Skip to content

Telemetry

RHAPSODY ships a built-in, zero-configuration telemetry layer (the Telemetry Abstraction Layer, or TAL) that turns every session run into structured, queryable observability data — without requiring an external collector, database, or agent.

What you get out of the box

Layer What is collected
Session Start / end timestamps, total duration, session span (root of the OTel trace)
Tasks Full lifecycle events (Created → Submitted → Queued → Started → Completed / Failed) with wall-clock timestamps, per-task duration, backend, executable identity
Resources Per-node CPU %, memory %, disk I/O bytes/interval, network I/O bytes/interval, per-GPU utilization % with device index
OTel SDK Counters, gauges, histograms, and traces stored in-memory and written to a JSONL checkpoint file

Architecture at a glance

┌─────────────────────────────────────────────────────────────────────┐
│                         RHAPSODY Session                            │
│                                                                     │
│  ┌───────────┐   events   ┌──────────────────────────────────────┐  │
│  │  Session  │ ─────────► │         TelemetryManager             │  │
│  │  Task SM  │            │  ┌─────────────┐  ┌───────────────┐  │  │
│  └───────────┘            │  │ asyncio     │  │  OTel SDK     │  │  │
│                           │  │ EventBus    │  │  MeterProvider│  │  │
│  ┌───────────────────┐    │  │  (Queue)    │  │  Tracer       │  │  │
│  │ Backend Adapters  │    │  └──────┬──────┘  └───────┬───────┘  │  │
│  │  ┌─────────────┐  │    │         │                 │          │  │
│  │  │ Concurrent  │  │    │  ┌──────▼─────────────────▼───────┐  │  │
│  │  │  (psutil +  │  │    │  │         Dispatch Loop          │  │  │
│  │  │   pynvml)   │  │    │  │  • Update OTel instruments     │  │  │
│  │  ├─────────────┤  │    │  │  • Open / close task spans     │  │  │
│  │  │  Dask       │  │    │  │  • Attach trace_id / span_id   │  │  │
│  │  │ (scheduler  │  │    │  │  • Fan-out to subscribers      │  │  │
│  │  │   _info)    │  │    │  │  • Write JSONL checkpoint      │  │  │
│  │  ├─────────────┤  │    │  └────────────────────────────────┘  │  │
│  │  │  Dragon     │  │    └────────────────────────────────────-─┘  │
│  │  │ (dps queue) │  │                                              │
│  │  └─────────────┘  │    ┌─────────────┐  ┌──────────────────────┐ │
│  └───────────────────┘    │  Subscribers│  │  JSONL Checkpoint    │ │
│                           │  (push API) │  │  .telemetry.jsonl    │ │
│                           └─────────────┘  └──────────────────────┘ │
└─────────────────────────────────────────────────────────────────────┘

Documentation pages

  • Events & Metrics Reference

    Complete catalog of every event type, field, OTel instrument, and span emitted by RHAPSODY.

  • Quick Start

    Enable telemetry in three lines; read metrics and spans with zero OTel knowledge.

  • Integrations & Extensions

    Build dashboards, alerting, and custom analytics on top of RHAPSODY telemetry using Prometheus, Grafana, Jaeger, or your own subscriber.

  • FAQ

    Troubleshooting GPU metrics, understanding resource_scope, overhead estimates, and other common questions.

How telemetry reuses the backend runtime

RHAPSODY backends already have native runtime monitoring — Dragon exposes a dps metric queue, Dask exposes scheduler_info(), the concurrent backend runs in a single process with psutil.
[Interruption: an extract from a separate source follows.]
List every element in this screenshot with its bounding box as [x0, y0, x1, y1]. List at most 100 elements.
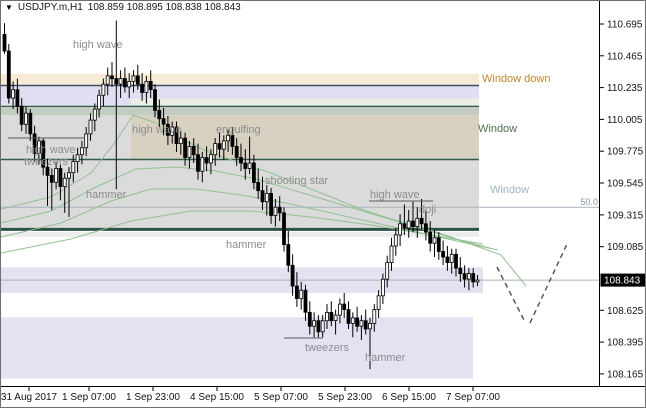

Rather than adding a separate monitoring sidecar, RHAPSODY wraps each backend's native source with a thin adapter:

Backend runtime            Adapter                 TelemetryManager
─────────────────          ────────────────────     ──────────────────────
Dragon dps queue    →  DragonTelemetryAdapter  →   emit(ResourceUpdate)
Dask scheduler_info →  DaskTelemetryAdapter    →   emit(ResourceUpdate)
psutil + pynvml     →  ConcurrentTelemetry     →   emit(ResourceUpdate)
                        Adapter

This means:

  • No extra dependencies are added to a backend that does not already use them.
  • Polling intervals are configurable and low-overhead (default 5 s, can be 0.1 s for dashboards).
  • GPU data is per-device: on a 4-GPU node the adapter emits one aggregate ResourceUpdate (with gpu_id=None) plus one per-GPU ResourceUpdate (with gpu_id=0..3), matching the OTel hierarchy.

OpenTelemetry compatibility

All RHAPSODY telemetry data is produced through the OpenTelemetry Python SDK. The in-memory providers can be swapped for any OTLP-compatible exporter (Jaeger, Tempo, Prometheus, Dynatrace) by pointing the SDK at your collector — no RHAPSODY code changes required.

The JSONL checkpoint file is a portable, OTel-aligned export that can be replayed, plotted, or ingested into any time-series tool.

Install

pip install 'rhapsody-py[telemetry]'